Washington has blatantly warned Pakistan against its actions of supporting terror to serve its strategic objectives, but what has probably hit Islamabad more is that Trump’s policy supports New Delhi’s extended role in Afghanistan. The Pakistani leadership and media have reacted strongly to the US position and have been upset about the US not recognising Pakistan’s counter-terrorism efforts. Pakistan has been extremely agitated with the growing US-India ties, Washington’s support to India in Afghanistan, and its support to India’s position on the China-Pakistan Economic Corridor (CPEC). Washington has questioned the legitimacy of the CPEC, which passes through a disputed territory.
Pakistan has always welcomed the US’ financial and military assistance as – with its singular focus on its disputes and problems with New Delhi – it has looked towards US for modern defence equipment to counter India’s military modernisation. On the other hand, the US’ alliance and interests have been shaped primarily by Pakistan’s geographical location and (over the last 18 years) its expanding nuclear arsenal. Post 9/11, the alliance, which was rather timely for Pakistan’s dwindling economy, allowed Islamabad to swing a substantive amount of US aid and desired military equipment (including F-16s) in the last 16 years.
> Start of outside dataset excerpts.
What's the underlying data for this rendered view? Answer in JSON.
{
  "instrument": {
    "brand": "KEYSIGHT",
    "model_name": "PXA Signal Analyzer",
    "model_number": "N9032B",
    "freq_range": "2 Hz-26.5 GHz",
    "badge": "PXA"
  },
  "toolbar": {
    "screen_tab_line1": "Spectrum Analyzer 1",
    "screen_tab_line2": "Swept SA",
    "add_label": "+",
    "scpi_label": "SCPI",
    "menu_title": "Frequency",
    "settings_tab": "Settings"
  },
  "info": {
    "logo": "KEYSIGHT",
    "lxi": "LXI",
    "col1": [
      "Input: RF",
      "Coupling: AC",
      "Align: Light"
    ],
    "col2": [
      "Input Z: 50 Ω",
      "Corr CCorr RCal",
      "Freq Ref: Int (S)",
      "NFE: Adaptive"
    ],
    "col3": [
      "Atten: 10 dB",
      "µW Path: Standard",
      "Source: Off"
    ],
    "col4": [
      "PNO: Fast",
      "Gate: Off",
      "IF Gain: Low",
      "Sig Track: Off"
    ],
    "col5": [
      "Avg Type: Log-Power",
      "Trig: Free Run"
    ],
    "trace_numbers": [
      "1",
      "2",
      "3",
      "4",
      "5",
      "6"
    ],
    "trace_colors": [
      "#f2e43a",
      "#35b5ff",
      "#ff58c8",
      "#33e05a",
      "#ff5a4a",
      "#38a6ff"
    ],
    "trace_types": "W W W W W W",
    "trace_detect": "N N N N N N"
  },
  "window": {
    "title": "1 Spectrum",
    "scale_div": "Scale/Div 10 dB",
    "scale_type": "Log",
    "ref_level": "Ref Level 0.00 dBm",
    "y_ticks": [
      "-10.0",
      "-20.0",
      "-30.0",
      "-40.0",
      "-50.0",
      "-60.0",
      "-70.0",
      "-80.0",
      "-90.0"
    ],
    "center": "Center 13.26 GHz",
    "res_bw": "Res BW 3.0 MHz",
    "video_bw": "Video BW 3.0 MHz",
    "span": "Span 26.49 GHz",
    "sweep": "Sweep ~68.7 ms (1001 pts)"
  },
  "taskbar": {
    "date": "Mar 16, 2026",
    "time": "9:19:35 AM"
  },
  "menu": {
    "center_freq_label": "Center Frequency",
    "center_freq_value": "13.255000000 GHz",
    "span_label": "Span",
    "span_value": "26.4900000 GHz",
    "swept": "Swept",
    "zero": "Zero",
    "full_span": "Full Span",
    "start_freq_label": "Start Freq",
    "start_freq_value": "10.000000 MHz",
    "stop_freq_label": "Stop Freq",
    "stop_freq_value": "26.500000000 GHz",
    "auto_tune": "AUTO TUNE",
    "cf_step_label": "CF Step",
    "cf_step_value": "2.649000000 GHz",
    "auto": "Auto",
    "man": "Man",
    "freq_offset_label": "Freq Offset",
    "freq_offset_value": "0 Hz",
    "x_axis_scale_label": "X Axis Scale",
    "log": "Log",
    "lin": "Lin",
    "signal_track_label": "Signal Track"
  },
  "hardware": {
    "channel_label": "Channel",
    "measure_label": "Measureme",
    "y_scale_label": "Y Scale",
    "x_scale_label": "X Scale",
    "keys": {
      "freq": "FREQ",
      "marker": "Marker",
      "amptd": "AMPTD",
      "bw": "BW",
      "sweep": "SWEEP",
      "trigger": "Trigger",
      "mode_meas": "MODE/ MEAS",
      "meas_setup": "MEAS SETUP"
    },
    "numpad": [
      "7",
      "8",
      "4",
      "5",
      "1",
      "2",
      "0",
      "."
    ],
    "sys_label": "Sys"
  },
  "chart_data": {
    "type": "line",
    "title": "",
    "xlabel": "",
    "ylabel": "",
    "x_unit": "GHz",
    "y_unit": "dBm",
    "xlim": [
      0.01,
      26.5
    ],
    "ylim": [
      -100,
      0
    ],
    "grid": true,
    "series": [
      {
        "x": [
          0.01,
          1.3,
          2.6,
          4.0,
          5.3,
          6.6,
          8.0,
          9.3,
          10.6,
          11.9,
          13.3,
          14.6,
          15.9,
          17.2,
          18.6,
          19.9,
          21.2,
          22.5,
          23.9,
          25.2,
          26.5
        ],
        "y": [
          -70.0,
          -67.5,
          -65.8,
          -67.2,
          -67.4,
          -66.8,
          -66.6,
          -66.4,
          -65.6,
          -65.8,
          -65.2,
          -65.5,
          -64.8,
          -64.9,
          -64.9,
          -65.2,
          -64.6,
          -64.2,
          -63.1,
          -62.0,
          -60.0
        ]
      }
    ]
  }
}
In response to the US’ decision of slashing military aid, Pakistan’s Prime Minister Shahid Khaqan Abbasi claimed that it is no more reliant on US military equipment as it has managed to diversify its sources of weapons supply. Pakistan’s military inventory includes systems from China (significant portions), Europe and now, also Russia. Although the growing Sino-Pak alliance has invariably added to Pakistan’s confidence and reduced its reliance on US equipment, Pakistan’s military is irked about losing its major non-NATO ally status which allows it to be a recipient of Excess Defence Articles (EDA), speedy arms sales process, and access to a US loan guarantee program.
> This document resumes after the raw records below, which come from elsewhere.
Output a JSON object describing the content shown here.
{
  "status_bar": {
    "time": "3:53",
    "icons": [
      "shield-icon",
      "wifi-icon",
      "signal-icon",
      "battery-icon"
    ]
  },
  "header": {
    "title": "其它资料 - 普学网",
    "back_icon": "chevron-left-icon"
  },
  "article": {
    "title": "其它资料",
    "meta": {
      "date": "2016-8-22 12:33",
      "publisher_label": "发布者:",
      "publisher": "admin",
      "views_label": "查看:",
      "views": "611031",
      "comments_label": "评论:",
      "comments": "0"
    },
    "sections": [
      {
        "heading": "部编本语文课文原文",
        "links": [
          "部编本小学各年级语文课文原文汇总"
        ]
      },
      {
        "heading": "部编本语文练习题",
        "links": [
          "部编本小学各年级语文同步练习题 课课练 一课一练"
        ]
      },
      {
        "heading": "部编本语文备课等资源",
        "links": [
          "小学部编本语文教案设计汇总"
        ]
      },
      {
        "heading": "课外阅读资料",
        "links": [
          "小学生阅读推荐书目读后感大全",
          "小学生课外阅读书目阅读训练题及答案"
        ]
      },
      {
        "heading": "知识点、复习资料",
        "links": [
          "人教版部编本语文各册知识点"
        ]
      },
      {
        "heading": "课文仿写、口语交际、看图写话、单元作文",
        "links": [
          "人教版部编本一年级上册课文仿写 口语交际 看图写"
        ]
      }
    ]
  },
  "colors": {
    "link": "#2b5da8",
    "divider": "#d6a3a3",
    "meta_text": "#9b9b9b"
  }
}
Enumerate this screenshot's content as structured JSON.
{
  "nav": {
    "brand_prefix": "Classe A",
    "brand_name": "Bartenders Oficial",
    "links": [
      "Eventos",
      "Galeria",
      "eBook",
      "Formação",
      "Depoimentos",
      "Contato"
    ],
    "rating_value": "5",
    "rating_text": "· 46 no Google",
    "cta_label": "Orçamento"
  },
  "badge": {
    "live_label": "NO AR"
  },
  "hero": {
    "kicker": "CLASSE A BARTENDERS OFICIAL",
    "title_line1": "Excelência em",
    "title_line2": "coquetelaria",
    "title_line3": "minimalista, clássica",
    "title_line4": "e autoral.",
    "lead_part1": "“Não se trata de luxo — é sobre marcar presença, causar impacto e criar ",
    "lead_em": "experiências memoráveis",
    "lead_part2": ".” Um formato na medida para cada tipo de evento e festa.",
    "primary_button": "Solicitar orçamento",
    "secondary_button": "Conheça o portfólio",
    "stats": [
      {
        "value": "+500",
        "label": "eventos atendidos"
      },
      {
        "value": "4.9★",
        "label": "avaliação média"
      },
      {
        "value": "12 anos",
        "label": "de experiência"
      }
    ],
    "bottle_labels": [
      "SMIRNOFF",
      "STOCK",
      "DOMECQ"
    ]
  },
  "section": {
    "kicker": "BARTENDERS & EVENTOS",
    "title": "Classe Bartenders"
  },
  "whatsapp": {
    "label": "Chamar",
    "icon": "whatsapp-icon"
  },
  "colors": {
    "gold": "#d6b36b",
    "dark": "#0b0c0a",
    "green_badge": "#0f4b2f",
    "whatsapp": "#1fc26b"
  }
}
The relationship with the US continues to be critical for Pakistan because it its largest export destination country; a source of foreign remittance; and one of its top sources for Foreign Direct Investment. Moreover, the US has a dominant influence in international financial organisations such as the International Monetary Fund and the World Bank. On the other hand, Pakistan’s external debt is estimated to grow to US$ 110 billion in four years, which is likely to force Islamabad to go back to the IMF in the future.
Amidst the stressed US-Pakistan situation, in a positive move, Pakistan forces rescued an US-Canadian couple and their three children, who had been abducted in 2012 and held hostage by the Haqqani Network. The US appreciated the effort and this might provide a short term opening for engagement between the two countries. Enough instances in the past have shown that whenever the US’ threshold of patience is about to be breached, Pakistan’s military has tried to pacify the situation. The rescue operation of the US-Canadian couple appears to be a step to appease the US administration. The Pakistani military’s ability to counter the terror network cannot be questioned and it has been very proud of its counter-terrorism operations, but it is the will of the military which is under question.
The US’ positioning might help in the short term to see some change in Pakistan’s military’s behavior but the bigger question remains – is Pakistan truly willing to alter its strategic calculus?
Islamabad’s deep strategic interests in Afghanistan – that have caused it to seek control of Kabul with an objective to counter Indian presence; deal with the lingering border issue with Afghanistan; and control Pashtun nationalism on its tribal borders – are unlikely to change. If Pakistan wants to establish its credibility as a responsible state and wants recognition from the US for its counter-terrorism efforts and sacrifices, it needs to be consistent in fighting militants without making a distinction between ‘good terrorists’ and ‘bad terrorists’.